In base a quanto riportato dal quotidiano americano, che ha allegato online tutta la documentazione sul caso, la corrispondenza interna tra i vescovi del Wisconsin ed il cardinale Ratzinger dimostrerebbe che mentre i prelati si scontravano sull’opportunità di far dimettere il sacerdote, la loro principale preoccupazione era quella di proteggere la Chiesa dallo scandalo.
Il caso riguarda un prete americano, Lawrence C. Murphy, che lavorò in un rinomato istituto per bambini sordi tra il 1950 e il 1974. Ma è solo uno delle migliaia di casi segnalati nei decenni dai vescovi al Vaticano, alla Congregazione per la Dottrina della Fede retta dal 1981 al 2005 dal cardinale Ratzinger.
Secondo il quotidiano, Ratzinger nel 1996 non diede risposta a due lettere dell’arcivescovo di Milwaukee dell’epoca, Rembert G. Wakland. E otto mesi dopo, il suo secondo in grado, il cardinale Tarcisio Bertone, oggi segretario di Stato vaticano, diede ordine ai vescovi del Wisconsin di istituire un processo canonico segreto che avrebbe portato alle dimissioni di padre Murphy.
Ma Bertone, scrive ancora il quotidiano Usa, bloccò il processo dopo che padre Murphy scrisse di persona a Ratzinger, protestando che non avrebbe dovuto essere processato perché si era già pentito ed era in cattive condizioni di salute, e il caso andava oltre i limiti dello statuto della Chiesa stessa.
NESSUNA SEGNALAZIONE, PECCATO NASCOSTO
Il New York Times scrive che i documenti non contengono una risposta da Ratzinger e afferma di averli ottenuti dagli avvocati di cinque persone che hanno intentato quattro cause legali contro l’arcidiocesi di Milwaukee. E che la Chiesa si è battuta per tenerli segreti.
Il quotidiano scrive ancora che non solo padre Murphy non fu mai sottoposto a procedimenti disciplinari da parte della Chiesa, ma che ebbe anche un via libera da parte della polizia e degli inquirenti che ignorarono le denunce delle sue vittime. E che tre successivi arcivescovi nel Wisconsin, informati degli abusi commessi dal prete, non segnalarono mai nulla alle autorità giudiziarie e civili.
Padre Murphy, ricorda ancora il giornale, invece di subire procedimenti disciplinari fu trasferito dall’arcivescovo di Milwaukee alla diocesi nel nord Wisconsin nel 1974, dove trascorse 24 anni lavorando liberamente con bambini in parrocchie, scuole ed un centro di detenzione giovanile. Morendo nel 1998, quando era ancora un sacerdote.
Il quotidiano osserva inoltre che padre Lombardi enfatizza il fatto che né il Codice della Legge Canonica né le regole del Vaticano istituite nel 1962 vietano alle autorità ecclesiastiche di segnalare episodi di abusi sui minori alle autorità civili. Ma non spiega perché non sia mai avvenuto in questo caso.

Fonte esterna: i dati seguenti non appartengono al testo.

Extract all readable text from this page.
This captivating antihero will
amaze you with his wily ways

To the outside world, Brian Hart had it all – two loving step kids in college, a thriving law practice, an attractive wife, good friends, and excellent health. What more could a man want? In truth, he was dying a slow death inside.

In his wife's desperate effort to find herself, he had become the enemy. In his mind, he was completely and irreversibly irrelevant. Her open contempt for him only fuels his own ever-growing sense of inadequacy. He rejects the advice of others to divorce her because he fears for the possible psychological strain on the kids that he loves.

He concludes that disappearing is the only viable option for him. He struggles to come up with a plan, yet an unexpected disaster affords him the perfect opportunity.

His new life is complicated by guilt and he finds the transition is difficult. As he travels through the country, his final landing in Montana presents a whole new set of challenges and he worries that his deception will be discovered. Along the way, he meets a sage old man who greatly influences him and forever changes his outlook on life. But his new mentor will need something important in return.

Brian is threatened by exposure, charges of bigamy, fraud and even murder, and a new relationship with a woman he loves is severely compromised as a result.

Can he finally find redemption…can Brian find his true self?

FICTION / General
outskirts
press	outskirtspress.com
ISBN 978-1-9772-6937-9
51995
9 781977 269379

Sempre oggi, a Roma, quattro esponenti dell’associazione vittime di abusi commessi da preti (Snap) hanno inscenato una manifestazione di protesta, chiedendo al Pontefice di togliere i segreti sulle vicende di preti pedofili in tutto il mondo e di allontanare immediatamente tutti i “preti predatori”.
I quattro hanno esposto foto che li ritraggono da bambini, e cartelli con la scritta “Basta alla segretezza ora”.